Here is the subsequence of steps performed in order to fulfill the objective, which is to measure the execution time of the probe job (the starting point is not the submission time, but job executable invocation time) on various CEs with various number of CPUs. The methodology presented is capable of performing various benchmarking tasks on the grid, that is the reason why the scripts have been written to be as generic as possible. Besides benchmarking application, the procedure can also be applied whenever the submission and control of series of somehow related jobs is needed.
Prerequisites
Template JDL file
In order to run scripts written for this purpose, one must specify the template JDL file, which is going to be used in order to prepare real JDL files for job submissions. This is an ordinary JDL used to submit the job, but with additional variable located in place of JDL parameter we wish to vary (or any text string), in our specific example: "NodeNumber = nn" has been replaced with "NodeNumber = _NODENUMBER_". The first submit_probe_jobs.sh argument (mandatory) denotes the name of mentioned variable parameter, while the user can either supply JDL template file name as the second argument or use the default “job_jdl_template” file name. The example made for PBFS performance test is given:
Type = "Job";
InputSandbox = {…};
StdOutput = "job.out";
StdError = "job.err";
Executable = "…";
Arguments = "…";
OutputSandbox = {…,"job.err"};
#for MPI jobs
JobType = "MPICH";
NodeNumber = _NODENUMBER_;
Requirements = Member("MPICH",other.GlueHostApplicationSoftwareRunTimeEnvironment);
Another example of usage would be a variable input file name in Arguments and/or InputSandbox tag. On the other hand, if you want to run identical jobs on several CEs, just provide a string that is not present in the template as the first argument of submit_probe_jobs.sh.

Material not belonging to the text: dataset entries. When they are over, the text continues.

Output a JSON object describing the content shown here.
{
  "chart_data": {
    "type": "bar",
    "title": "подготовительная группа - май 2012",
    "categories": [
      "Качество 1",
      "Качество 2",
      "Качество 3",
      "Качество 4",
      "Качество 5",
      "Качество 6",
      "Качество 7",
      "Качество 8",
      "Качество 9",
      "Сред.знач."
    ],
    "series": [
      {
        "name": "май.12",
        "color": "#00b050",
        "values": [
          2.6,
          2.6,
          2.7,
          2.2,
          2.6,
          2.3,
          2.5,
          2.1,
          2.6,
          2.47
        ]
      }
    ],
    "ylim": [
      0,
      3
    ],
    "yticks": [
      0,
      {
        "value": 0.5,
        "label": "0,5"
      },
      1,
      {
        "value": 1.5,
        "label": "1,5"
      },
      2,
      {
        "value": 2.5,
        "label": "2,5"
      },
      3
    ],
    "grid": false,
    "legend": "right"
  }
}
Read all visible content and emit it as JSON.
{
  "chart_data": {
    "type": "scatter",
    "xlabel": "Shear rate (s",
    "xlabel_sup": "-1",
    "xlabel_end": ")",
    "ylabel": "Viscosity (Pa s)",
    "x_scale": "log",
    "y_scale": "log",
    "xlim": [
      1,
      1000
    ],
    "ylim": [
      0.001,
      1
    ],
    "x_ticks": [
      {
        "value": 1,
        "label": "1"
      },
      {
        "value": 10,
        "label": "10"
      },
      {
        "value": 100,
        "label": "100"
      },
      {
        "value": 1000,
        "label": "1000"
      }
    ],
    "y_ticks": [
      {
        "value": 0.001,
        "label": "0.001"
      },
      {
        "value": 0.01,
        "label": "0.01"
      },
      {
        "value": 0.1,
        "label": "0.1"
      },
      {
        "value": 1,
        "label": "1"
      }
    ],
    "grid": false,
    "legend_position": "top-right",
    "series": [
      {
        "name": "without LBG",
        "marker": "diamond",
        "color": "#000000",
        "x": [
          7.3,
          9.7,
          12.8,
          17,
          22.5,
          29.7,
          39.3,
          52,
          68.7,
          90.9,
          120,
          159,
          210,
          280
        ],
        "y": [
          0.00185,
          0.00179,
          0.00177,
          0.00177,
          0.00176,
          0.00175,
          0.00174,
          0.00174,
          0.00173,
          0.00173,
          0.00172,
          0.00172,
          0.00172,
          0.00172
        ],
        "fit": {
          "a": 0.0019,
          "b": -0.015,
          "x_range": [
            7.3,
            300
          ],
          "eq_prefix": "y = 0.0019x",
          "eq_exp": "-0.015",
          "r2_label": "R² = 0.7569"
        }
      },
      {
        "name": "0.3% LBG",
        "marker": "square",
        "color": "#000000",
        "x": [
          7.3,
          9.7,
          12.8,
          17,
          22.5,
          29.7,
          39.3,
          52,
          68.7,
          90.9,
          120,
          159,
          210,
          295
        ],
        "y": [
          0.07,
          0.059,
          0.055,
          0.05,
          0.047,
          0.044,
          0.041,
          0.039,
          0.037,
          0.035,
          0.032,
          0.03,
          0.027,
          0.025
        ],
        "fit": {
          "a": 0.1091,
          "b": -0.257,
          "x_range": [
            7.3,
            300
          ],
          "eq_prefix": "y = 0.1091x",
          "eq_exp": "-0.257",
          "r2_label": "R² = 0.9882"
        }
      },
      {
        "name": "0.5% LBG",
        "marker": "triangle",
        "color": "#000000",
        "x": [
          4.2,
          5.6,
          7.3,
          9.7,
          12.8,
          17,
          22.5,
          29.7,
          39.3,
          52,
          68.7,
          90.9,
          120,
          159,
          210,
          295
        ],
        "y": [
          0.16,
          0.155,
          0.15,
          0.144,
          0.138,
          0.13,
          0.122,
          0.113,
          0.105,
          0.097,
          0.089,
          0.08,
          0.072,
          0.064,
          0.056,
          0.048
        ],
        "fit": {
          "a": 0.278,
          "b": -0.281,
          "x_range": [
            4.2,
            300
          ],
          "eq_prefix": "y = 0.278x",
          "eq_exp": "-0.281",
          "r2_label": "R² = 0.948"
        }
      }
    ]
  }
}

File containing the combinations of CE and varying parameter
The submit script also requires the input containing table with combinations of CE URL and specific value of varying parameter, for example (file CEs.txt):
cluster1.csk.kg.ac.yu:2119/jobmanager-pbs-seegrid 8 cluster1.csk.kg.ac.yu:2119/jobmanager-pbs-seegrid 4 cluster1.csk.kg.ac.yu:2119/jobmanager-pbs-seegrid 2 ce02.grid.acad.bg:2119/jobmanager-pbs-seegrid 8 ce02.grid.acad.bg:2119/jobmanager-pbs-seegrid 4 ce02.grid.acad.bg:2119/jobmanager-pbs-seegrid 2
The approach described above can be applied in different benchmarking and practical tasks depending on what CEs.txt includes:
- multiple runs on single CE with variable parameter in the purpose of obtaining how the specific parameter impacts the execution time,
- identical jobs runs on different CEs in order to compare their performance,
- combined measurement in order to explore how different sites behave when parameter variation takes place,
- multiple independent partial runs using different inputs.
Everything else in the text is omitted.